Cross-platform abstract design
⚓ Rust 📅 2025-08-02 👤 surdeus 👁️ 11I aim to implement platform abstraction where callers use a unified interface without platform-specific logic. My initial approach returned platform-specific types directly via conditional compilation:
// -- snap --
pub trait BtDevice {
fn disconnect(&self) -> Result<(), Box<dyn std::error::Error>>;
}
#[derive(Default)]
pub struct WindowsBtDevice;
#[derive(Default)]
pub struct LinuxBtDevice;
#[derive(Default)]
pub struct MacOSBtDevice;
#[derive(Default)]
pub struct UnknownBtDevice;
pub struct Device;
impl Device {
#[cfg(target_os = "windows")]
pub fn new() -> WindowsBtDevice {
WindowsBtDevice::default()
}
#[cfg(target_os = "linux")]
pub fn new() -> LinuxBtDevice {
LinuxBtDevice::default()
}
#[cfg(target_os = "macos")]
pub fn new() -> MacOSBtDevice {
MacOSBtDevice::default()
}
#[cfg(not(any(target_os = "windows", target_os = "linux", target_os = "macos")))]

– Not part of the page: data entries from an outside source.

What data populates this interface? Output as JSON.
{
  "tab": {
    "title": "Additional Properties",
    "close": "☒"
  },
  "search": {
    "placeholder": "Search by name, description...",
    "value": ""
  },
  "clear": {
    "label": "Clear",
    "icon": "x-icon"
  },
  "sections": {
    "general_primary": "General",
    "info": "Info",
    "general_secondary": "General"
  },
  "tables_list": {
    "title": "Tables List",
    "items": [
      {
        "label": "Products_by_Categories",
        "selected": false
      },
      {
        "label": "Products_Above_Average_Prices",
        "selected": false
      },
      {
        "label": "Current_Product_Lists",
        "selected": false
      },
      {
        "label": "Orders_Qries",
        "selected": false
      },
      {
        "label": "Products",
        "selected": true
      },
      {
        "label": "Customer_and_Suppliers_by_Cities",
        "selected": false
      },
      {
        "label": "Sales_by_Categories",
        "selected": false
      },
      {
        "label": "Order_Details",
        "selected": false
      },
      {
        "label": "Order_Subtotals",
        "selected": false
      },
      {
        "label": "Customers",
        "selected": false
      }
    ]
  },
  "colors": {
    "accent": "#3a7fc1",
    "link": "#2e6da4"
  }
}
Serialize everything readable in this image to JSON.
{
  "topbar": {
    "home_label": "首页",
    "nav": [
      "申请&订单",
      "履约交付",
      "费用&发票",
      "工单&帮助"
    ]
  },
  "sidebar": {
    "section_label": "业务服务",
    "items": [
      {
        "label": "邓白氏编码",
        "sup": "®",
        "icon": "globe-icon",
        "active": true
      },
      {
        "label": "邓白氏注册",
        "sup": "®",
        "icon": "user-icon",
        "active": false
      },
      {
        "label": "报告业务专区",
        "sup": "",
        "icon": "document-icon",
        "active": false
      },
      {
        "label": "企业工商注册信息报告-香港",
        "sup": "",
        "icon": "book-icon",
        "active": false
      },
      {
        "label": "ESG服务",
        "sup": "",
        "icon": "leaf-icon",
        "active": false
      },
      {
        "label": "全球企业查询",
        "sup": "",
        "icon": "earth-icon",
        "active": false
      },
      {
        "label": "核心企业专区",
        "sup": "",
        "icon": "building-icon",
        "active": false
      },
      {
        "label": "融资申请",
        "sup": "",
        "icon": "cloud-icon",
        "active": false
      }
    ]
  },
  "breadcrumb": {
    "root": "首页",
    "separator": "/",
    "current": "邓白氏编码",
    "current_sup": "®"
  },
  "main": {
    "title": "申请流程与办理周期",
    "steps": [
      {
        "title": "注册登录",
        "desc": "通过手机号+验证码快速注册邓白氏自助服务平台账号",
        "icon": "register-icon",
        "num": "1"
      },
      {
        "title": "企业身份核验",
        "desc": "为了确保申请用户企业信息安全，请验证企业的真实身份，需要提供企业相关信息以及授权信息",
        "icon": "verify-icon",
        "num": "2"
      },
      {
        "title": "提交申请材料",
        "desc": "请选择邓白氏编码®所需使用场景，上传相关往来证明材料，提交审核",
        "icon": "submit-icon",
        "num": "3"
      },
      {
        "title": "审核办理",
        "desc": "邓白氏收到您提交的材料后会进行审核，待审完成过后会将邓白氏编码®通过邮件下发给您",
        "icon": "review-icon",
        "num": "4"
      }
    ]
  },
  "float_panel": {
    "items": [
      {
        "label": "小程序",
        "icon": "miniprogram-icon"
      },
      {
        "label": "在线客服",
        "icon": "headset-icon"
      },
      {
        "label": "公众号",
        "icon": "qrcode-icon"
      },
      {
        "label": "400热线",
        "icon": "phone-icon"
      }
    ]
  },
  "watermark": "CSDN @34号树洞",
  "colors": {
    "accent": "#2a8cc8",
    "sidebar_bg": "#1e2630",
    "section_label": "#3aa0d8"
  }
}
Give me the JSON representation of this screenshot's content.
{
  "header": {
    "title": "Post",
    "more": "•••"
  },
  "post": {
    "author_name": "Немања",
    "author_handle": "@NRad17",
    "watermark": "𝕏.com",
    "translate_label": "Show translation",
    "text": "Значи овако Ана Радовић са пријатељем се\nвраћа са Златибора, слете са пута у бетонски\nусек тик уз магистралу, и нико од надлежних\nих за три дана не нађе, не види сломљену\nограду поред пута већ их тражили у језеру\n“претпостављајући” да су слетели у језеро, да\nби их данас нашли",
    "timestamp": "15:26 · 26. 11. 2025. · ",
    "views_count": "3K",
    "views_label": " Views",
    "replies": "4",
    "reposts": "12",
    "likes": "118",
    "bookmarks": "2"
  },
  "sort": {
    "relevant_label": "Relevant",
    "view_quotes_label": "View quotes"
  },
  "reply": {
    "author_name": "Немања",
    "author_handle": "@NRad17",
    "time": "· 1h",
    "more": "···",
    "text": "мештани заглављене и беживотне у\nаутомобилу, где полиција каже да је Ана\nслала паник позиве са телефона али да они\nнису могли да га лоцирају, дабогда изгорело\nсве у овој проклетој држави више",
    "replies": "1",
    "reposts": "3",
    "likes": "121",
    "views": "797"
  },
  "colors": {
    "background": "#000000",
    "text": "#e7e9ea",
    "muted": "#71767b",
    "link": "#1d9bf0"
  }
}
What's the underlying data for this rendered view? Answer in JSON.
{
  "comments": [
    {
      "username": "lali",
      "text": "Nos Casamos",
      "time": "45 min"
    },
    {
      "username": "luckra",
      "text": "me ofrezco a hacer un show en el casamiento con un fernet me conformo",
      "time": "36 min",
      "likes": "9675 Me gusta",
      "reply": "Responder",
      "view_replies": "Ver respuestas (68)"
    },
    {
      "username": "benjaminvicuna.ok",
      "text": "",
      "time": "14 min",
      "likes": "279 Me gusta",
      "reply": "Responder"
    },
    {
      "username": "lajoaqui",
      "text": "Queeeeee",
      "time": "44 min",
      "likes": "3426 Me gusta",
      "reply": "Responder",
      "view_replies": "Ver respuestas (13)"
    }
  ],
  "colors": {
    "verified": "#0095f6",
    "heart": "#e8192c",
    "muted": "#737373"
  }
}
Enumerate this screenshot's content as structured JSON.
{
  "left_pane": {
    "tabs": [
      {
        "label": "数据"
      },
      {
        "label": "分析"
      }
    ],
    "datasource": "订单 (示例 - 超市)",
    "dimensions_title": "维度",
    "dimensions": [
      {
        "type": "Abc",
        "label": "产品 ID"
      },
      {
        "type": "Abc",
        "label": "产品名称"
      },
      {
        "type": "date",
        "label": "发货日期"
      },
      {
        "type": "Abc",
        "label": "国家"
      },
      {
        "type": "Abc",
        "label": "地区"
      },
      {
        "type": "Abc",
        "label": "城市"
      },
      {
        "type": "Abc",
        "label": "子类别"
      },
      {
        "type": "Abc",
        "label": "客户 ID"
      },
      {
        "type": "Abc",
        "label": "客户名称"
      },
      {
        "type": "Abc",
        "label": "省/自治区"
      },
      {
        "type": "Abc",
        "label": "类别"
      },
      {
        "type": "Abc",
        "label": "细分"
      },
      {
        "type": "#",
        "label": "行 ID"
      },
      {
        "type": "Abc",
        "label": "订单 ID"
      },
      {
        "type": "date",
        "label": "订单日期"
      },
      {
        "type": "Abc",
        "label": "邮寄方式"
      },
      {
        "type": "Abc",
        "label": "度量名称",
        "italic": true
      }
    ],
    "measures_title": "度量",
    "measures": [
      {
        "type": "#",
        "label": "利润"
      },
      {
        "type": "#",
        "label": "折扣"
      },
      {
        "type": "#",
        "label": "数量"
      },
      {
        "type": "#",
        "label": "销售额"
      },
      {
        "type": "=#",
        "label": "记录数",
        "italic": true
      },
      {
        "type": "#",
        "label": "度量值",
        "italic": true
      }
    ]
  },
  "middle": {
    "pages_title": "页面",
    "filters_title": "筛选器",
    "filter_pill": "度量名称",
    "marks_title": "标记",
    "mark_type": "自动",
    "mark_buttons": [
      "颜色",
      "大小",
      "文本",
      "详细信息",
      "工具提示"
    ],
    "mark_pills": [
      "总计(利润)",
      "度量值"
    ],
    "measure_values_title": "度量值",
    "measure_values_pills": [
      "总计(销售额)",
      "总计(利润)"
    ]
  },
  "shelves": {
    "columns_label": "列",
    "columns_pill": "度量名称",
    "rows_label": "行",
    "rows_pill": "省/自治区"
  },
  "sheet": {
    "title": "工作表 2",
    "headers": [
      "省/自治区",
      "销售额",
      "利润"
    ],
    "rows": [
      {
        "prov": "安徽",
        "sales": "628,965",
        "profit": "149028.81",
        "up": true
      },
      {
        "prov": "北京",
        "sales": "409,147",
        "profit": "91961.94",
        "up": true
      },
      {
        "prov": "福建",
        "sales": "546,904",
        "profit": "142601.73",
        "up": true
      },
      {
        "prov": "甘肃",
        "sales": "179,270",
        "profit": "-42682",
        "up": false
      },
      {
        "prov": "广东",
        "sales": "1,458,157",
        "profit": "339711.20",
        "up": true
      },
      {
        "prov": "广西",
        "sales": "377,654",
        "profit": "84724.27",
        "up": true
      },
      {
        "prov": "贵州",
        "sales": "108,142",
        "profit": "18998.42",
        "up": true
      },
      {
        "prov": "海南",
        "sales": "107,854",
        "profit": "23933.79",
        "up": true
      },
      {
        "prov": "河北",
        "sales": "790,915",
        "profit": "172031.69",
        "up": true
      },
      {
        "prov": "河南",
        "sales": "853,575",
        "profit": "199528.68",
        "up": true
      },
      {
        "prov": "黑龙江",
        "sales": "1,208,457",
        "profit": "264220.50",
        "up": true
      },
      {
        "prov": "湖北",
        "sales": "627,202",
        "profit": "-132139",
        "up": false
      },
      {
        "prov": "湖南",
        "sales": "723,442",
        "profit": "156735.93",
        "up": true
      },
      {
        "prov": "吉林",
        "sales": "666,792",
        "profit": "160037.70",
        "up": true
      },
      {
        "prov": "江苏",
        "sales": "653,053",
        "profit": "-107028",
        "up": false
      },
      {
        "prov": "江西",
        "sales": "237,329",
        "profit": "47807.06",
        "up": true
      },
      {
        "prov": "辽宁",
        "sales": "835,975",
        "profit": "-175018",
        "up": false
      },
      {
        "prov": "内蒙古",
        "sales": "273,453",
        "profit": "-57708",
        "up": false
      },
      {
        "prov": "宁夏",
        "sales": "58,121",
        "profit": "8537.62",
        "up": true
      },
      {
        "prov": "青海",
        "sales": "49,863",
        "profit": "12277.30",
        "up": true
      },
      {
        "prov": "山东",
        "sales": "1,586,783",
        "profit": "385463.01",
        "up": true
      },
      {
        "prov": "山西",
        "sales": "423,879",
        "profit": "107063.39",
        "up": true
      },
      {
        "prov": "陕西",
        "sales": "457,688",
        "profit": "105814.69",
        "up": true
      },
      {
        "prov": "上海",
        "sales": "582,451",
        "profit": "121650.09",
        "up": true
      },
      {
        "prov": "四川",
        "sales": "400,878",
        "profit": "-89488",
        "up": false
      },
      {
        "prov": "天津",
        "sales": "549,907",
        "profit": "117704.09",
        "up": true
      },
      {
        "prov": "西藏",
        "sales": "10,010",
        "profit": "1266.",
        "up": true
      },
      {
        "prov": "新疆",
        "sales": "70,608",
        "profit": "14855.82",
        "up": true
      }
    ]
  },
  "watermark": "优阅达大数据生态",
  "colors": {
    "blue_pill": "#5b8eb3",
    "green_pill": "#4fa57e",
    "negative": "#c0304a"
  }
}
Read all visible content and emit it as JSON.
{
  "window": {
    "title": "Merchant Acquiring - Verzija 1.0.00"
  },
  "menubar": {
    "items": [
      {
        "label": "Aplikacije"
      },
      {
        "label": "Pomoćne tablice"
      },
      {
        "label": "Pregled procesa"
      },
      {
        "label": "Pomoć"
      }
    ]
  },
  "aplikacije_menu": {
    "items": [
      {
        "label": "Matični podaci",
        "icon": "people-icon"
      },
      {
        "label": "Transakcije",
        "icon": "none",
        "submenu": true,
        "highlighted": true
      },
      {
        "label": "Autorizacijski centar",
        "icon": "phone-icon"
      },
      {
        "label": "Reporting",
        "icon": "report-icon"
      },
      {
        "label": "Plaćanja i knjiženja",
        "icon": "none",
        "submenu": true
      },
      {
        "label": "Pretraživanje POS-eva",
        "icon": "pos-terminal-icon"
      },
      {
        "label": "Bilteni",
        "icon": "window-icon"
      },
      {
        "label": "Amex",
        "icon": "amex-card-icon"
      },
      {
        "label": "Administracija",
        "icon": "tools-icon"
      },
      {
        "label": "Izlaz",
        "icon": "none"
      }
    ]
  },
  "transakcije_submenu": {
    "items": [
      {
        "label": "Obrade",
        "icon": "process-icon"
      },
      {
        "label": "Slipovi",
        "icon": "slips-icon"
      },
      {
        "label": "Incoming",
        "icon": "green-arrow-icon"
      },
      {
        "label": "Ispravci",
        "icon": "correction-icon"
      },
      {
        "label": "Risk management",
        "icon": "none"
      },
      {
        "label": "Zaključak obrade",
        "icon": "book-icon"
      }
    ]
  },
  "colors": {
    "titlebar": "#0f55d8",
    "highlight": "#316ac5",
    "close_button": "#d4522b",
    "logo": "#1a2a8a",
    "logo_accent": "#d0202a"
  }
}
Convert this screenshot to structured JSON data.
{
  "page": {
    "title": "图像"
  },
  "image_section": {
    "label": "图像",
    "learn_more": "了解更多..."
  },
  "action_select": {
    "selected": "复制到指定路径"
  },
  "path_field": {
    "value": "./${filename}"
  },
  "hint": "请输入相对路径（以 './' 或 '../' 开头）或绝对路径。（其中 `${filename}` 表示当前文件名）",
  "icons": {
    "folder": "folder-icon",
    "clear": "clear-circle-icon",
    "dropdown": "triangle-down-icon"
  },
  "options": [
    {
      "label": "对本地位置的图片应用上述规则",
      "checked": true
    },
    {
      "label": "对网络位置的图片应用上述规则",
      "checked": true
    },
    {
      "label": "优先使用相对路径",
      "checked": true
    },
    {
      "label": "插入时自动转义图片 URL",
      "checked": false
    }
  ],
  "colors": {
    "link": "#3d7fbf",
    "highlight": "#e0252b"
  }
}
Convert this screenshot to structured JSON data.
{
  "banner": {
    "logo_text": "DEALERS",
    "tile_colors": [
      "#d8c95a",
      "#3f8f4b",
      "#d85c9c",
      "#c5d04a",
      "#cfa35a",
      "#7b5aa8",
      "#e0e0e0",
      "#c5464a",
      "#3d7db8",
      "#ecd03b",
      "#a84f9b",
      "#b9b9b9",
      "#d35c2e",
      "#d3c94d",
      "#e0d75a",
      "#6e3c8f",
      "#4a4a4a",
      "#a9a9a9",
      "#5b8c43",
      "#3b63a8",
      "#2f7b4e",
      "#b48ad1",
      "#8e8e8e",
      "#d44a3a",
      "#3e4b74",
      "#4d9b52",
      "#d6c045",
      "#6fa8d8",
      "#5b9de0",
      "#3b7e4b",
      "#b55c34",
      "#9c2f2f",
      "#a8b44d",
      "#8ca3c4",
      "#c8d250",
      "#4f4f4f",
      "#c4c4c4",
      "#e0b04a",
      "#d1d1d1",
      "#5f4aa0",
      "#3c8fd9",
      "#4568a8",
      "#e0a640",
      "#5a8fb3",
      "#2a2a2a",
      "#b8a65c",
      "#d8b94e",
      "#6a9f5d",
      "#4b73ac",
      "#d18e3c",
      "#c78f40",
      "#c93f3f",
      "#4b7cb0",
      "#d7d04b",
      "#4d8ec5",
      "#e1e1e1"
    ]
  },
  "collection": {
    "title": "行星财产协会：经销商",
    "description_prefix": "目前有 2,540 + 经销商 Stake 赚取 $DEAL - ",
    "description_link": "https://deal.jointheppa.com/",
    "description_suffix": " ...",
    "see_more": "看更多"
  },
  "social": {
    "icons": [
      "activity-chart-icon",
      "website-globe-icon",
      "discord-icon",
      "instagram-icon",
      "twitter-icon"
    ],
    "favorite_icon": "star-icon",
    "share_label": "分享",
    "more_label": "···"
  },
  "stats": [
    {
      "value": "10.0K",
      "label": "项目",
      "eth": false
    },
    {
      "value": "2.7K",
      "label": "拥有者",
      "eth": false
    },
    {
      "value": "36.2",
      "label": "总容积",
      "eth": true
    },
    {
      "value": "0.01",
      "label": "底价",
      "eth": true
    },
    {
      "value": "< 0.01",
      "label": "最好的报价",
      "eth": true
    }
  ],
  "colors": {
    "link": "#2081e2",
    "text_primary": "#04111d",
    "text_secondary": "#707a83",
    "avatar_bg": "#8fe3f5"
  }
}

pub fn new() -> UnkonwnBtDevice {
UnknownBtDevice::default()
}
}
impl BtDevice for WindowsBtDevice {
fn disconnect(&self) -> Result<(), Box<dyn std::error::Error>> {
// do_something...
}
}
Copilot Reviewer recommended refactoring to return a unified Deviceenum encapsulating all platforms:
// -- snap --
pub trait BtDevice {
fn disconnect(&self) -> Result<(), Box<dyn std::error::Error>>;
}
#[derive(Default)]
pub struct WindowsBtDevice;
#[derive(Default)]
pub struct LinuxBtDevice;
#[derive(Default)]
pub struct MacOSBtDevice;
#[derive(Default)]
pub struct UnknownBtDevice;
pub enum Device {
Windows(WindowsBtDevice),
Linux(LinuxBtDevice),
MacOS(MacOSBtDevice),
Unknown(UnknownBtDevice),
}
impl Device {
pub fn new() -> Self {
#[cfg(target_os = "windows")]
{
Device::Windows(WindowsBtDevice::default())
}
#[cfg(target_os = "linux")]
{
Device::Linux(LinuxBtDevice::default())
}
#[cfg(target_os = "macos")]
{
Device::MacOS(MacOSBtDevice::default())
}
#[cfg(not(any(target_os = "windows", target_os = "linux", target_os = "macos")))]
{
Device::Unknown(UnknownBtDevice::default())
}
}
}
impl BtDevice for Device {
fn disconnect(&self) -> Result<(), Box<dyn std::error::Error>> {
match self {
// i don't like this :<
Device::Windows(device) => device.disconnect(),
Device::Linux(device) => todo!(),
Device::MacOS(device) => todo!(),
Device::Unknown(device) => todo!(),
}
}
}
impl BtDevice for WindowsBtDevice {
fn disconnect(&self) -> Result<(), Box<dyn std::error::Error>> {
// do_something...
}
}
My concern: The match in BtDevice for Device requires boilerplate delegation for every platform variant. Is this enum-based design truly beneficial compared to the initial approach?